Os crustáceos são adaptados à vida aquática. Alguns são fixos e obtêm alimento filtrando a água do mar.
Existem muitas espécies de crustáceos, alguns microscópicos, chamados de microcrustáceos, alimentam-se de algas simples, porém servem de alimento para crustáceos maiores.

A reprodução dos crustáceos:
     Nos mais complexos, lagostas, caranguejos, as fêmeas acumulam seus ovos presos no abdome. Dos ovos, nascem larvas de vida livre, que passam para o plâncton, sofrem uma metamorfose e crescem por mudas até a fase adulta. Nos crustáceos do gênero Cyclops, mais comuns em água doce, as fêmeas tem duas bolsas laterais fixas onde armazenam os filhotes, que ali se desenvolvem.

Os artrópodes

Os artrópodes surgiram há mais de 400 milhões de anos. Ou seja, antecederam os dinossauros, conviveram com eles milhões de anos e sobreviveram depois da extinção desses répteis.

Eles são 70% do número total de animais, portanto mais de 800 mil espécies. Eles também se destacam com suas incríveis funções: capacidade reprodutora, a resistência a substâncias tóxicas produzidas por nós, humanos, a organização social, a adaptação em diferentes ambientes, etc.



O que são os artrópodes?
O nome do filo origina-se do grego: artro = articulação; podos = pés. 
O esqueleto dos artrópodes é chamado de exoesqueleto.

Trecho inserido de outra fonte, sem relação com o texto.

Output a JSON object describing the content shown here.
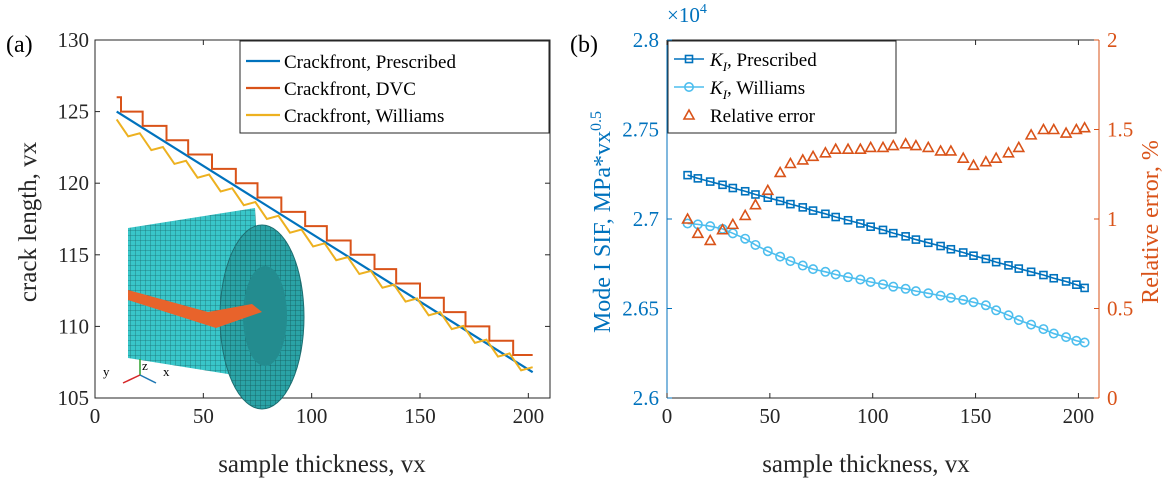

Por quê? Porque ele é externo, formado por uma substância resistente e impermeável: a quitina. No esqueleto dos crustáceos, ele é bem reforçado, com impregnação de carbonato de cálcio, com o aspecto de uma espessa carapaça.
Veja cada classe::

Equinodermos

A simetria radial é uma característica desse filo. O animal não tem cabeça, cauda, nem lado direito ou esquerdo. Portanto pode se movimentar com qualquer um de seus braços. Eles têm um rígido e resistente esqueleto de calcário, coberto com espinhos, geralmente. (echinos = espinho; derma = pele).

Sistema ambulacral

Essa locomoção é única e somente desse filo. 
A locomoção é feita por centenas de pequenos pés, em movimento coordenaso, na região ventral do corpo. Esse sistema é formado por tubinhos, pés e ampolas. 

Os grupos de equinodermos.
Asteroides: Estrelas do mar, com cinco ou mais braços.
Equinoides: São os ouriços, eles podem ter forma quase esférica ou achatada.
Holoturoides: São os pepinos-do-mar. De corpo cilindrico, alongado. Eles são lentos e normalmente ficam enterrados na areia ou rastejando em rochas.
Crinoides: São os lírios-do-mar. Normalmente fixos com braços dotados de ramificações.
Ofiuroides: São os ofíuros. Que têm cinco pequenos braços, finos, que partem de um disco central. Esses braços têm movimentos rápidos.